Put simply, holistic engineering is an approach that sees design as an interconnected whole.  It seeks to integrate the skills and methodologies of designers from multiple disciplines into a collaborative effort for the good of the project.

Every discipline has its own priorities and concerns, but we are all connected by the project, and we must never lose sight of how our designs, decisions and changes may impact other disciplines.

Knock-on consequences of design changes

It’s vital for us all to collaborate from the start, understanding not only the visions of the client and architects but also the drivers of each engineering discipline, and how our designs impact on each other’s. Then, once the project’s underway, we must maintain the communication to ensure we understand the impact of every change we make to our designs and the challenges these may cause to other disciplines.

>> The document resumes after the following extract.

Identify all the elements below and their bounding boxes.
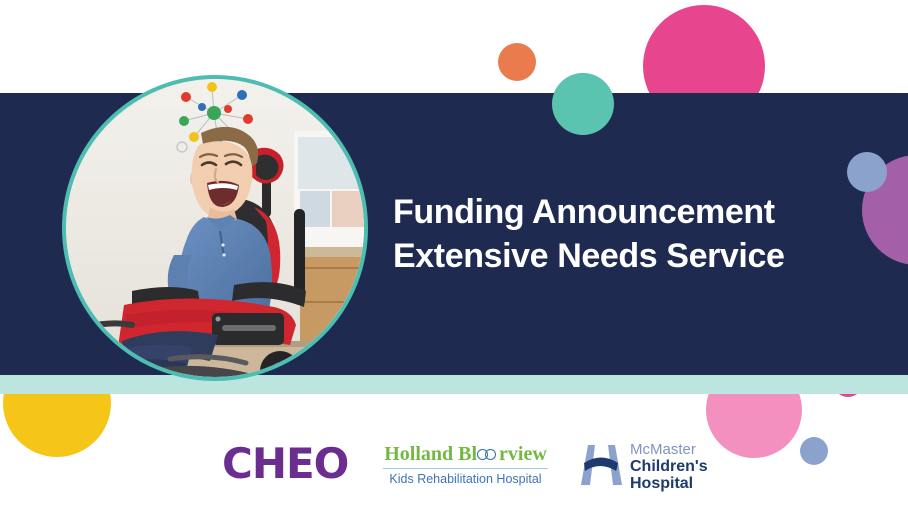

Rather than hiding inside our silos we should look over our walls and take a 360-degree view to consider how what we are doing will affect others. What will be the knock-on consequences of a new beam on the services, for example?  If a larger chiller plant is required, how will it affect the structural loads, and will it be too noisy? A change in the specified façade glass might affect the internal environment and thus require the input of the mechanical or electrical engineers. A bigger riser may affect the building frame or the core layout, and have impacts for the VT or the fire engineer. These are just a few examples of the impact of design changes in a multi-disciplinary project.

It’s also worth remembering that, while, of course, we all aim for optimum value for our own discipline there may be alternative solutions that may not be the cheapest for us, but bring best value for the project.

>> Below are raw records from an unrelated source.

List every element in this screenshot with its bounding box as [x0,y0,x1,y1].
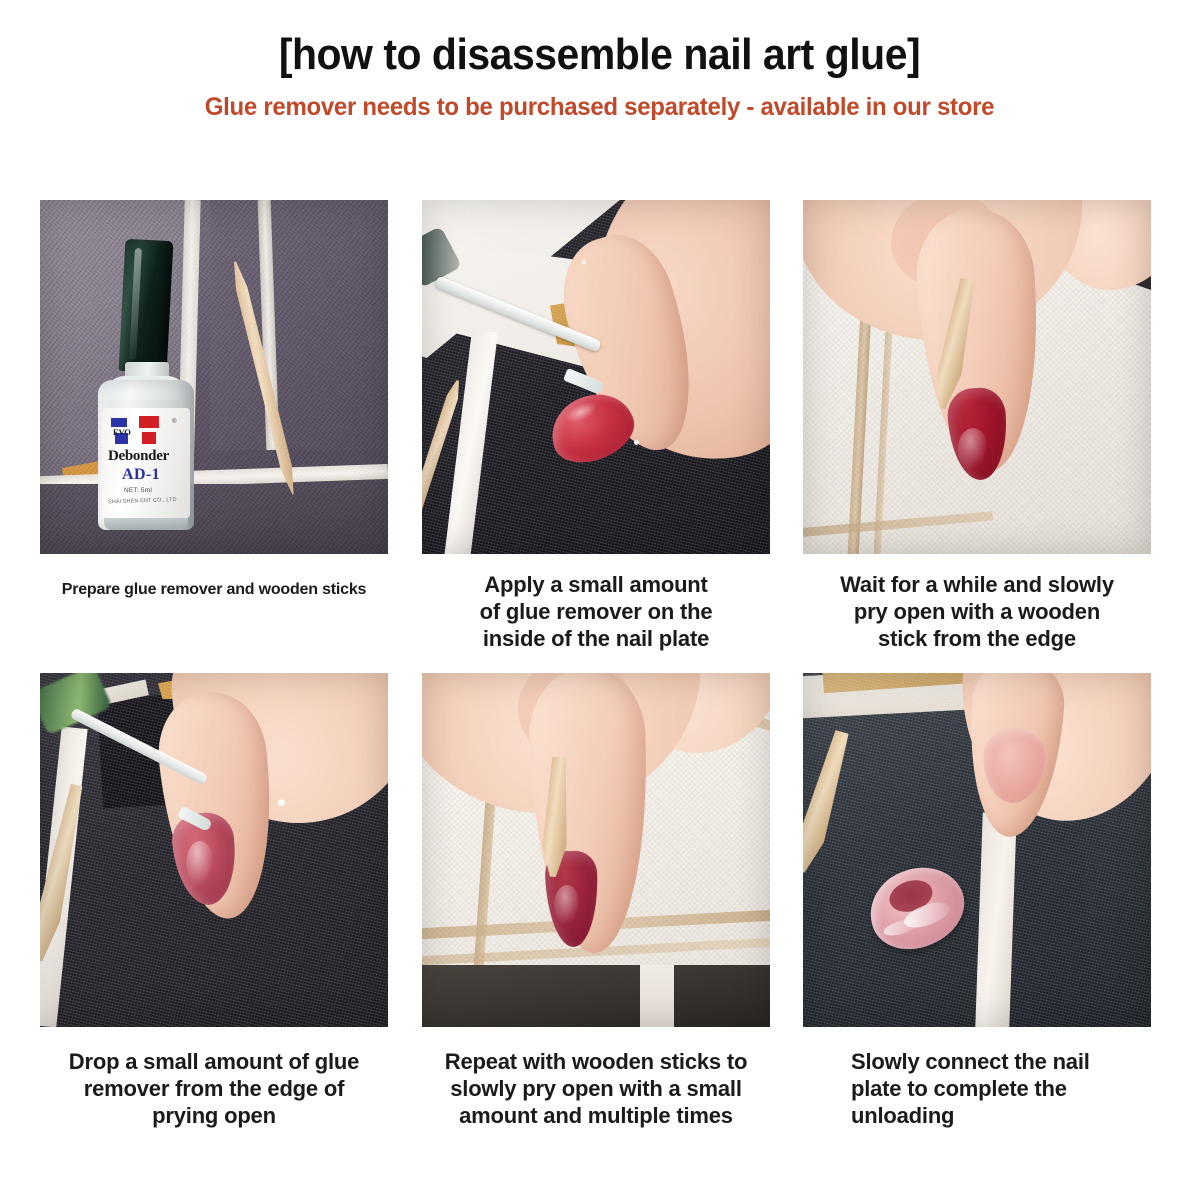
brand-text: EVO [113,427,181,437]
brand-logo-icon: EVO ® [111,416,181,446]
product-model-text: AD-1 [122,466,160,484]
steps-row-bottom: Drop a small amount of glue remover from… [0,673,1199,1147]
step-caption-6: Slowly connect the nail plate to complet… [803,1049,1151,1129]
step-caption-1: Prepare glue remover and wooden sticks [40,580,388,600]
steps-grid: EVO ® Debonder AD-1 NET: 5ml SHAI SHEN E… [0,200,1199,1147]
manufacturer-text: SHAI SHEN ENT CO., LTD [108,497,188,506]
step-card-2: Apply a small amount of glue remover on … [422,200,770,652]
registered-mark-icon: ® [172,419,176,425]
step-card-3: Wait for a while and slowly pry open wit… [803,200,1151,652]
step-caption-5: Repeat with wooden sticks to slowly pry … [422,1049,770,1129]
instruction-page: [how to disassemble nail art glue] Glue … [0,0,1199,1200]
step-caption-3: Wait for a while and slowly pry open wit… [803,572,1151,652]
net-volume-text: NET: 5ml [124,487,152,494]
page-subtitle: Glue remover needs to be purchased separ… [24,94,1175,122]
bottle-cap [119,239,174,373]
step-photo-3 [803,200,1151,554]
step-card-4: Drop a small amount of glue remover from… [40,673,388,1129]
page-header: [how to disassemble nail art glue] Glue … [0,0,1199,122]
step-card-6: Slowly connect the nail plate to complet… [803,673,1151,1129]
page-title: [how to disassemble nail art glue] [42,32,1157,78]
step-card-1: EVO ® Debonder AD-1 NET: 5ml SHAI SHEN E… [40,200,388,600]
step-photo-4 [40,673,388,1027]
step-card-5: Repeat with wooden sticks to slowly pry … [422,673,770,1129]
glue-remover-bottle: EVO ® Debonder AD-1 NET: 5ml SHAI SHEN E… [92,240,196,530]
step-caption-2: Apply a small amount of glue remover on … [422,572,770,652]
step-photo-2 [422,200,770,554]
step-photo-5 [422,673,770,1027]
step-caption-4: Drop a small amount of glue remover from… [40,1049,388,1129]
product-name-text: Debonder [108,448,188,465]
steps-row-top: EVO ® Debonder AD-1 NET: 5ml SHAI SHEN E… [0,200,1199,673]
step-photo-1: EVO ® Debonder AD-1 NET: 5ml SHAI SHEN E… [40,200,388,554]
step-photo-6 [803,673,1151,1027]
bottle-label: EVO ® Debonder AD-1 NET: 5ml SHAI SHEN E… [102,408,190,518]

How do we adopt this holistic approach?

Communication is the key. From the start, I like to have a weekly call with the leader of each discipline involved in the project. It really helps to get into each other’s heads, understand what everyone is most passionate about and what matters most to them. If every discipline leader is committed to being holistic, this naturally leads to all our engineers on the project engaging in that approach. This in turn helps the architect and the client, because it allows them to focus on solving the building problems, not the discipline problems.

Holistic design approach for 22 Bishopsgate

22 Bishopsgate, which will be London’s second tallest tower when complete, provides an example of the benefits of a holistic approach. As structural engineers, when designing the steelwork, we were under pressure from the contractor to deliver the designs within a very tight timeframe to enable the costings to move forward. This didn’t give the MEP engineers enough time to generate their services in the developing REVIT model, so we didn’t know where to put the penetrations in the beams for the air ducts. So structures and MEP sat down together and discussed a solution that would work for us all. This was to cut a rectangular void in the beams all around the core. It was a simple, cost-free solution that had no impact on the stiffness of the structure, it provided MEP with what they required for their services, and it enabled us to release the information early enough for the contractor’s pricing requirement.

A holistic approach is client-centric

This holistic engineering approach requires the engagement of all our colleagues from all disciplines involved in a multidisciplinary project, in conversation with the architect and the client. And if they see the benefits of us all pulling together for the sake of the project, delivering solutions that are of most value, they will come back to us in the future.

In essence, a holistic engineering approach is a client-centric approach, and can be a significant differentiator between us and other companies who can offer multidiscipline services.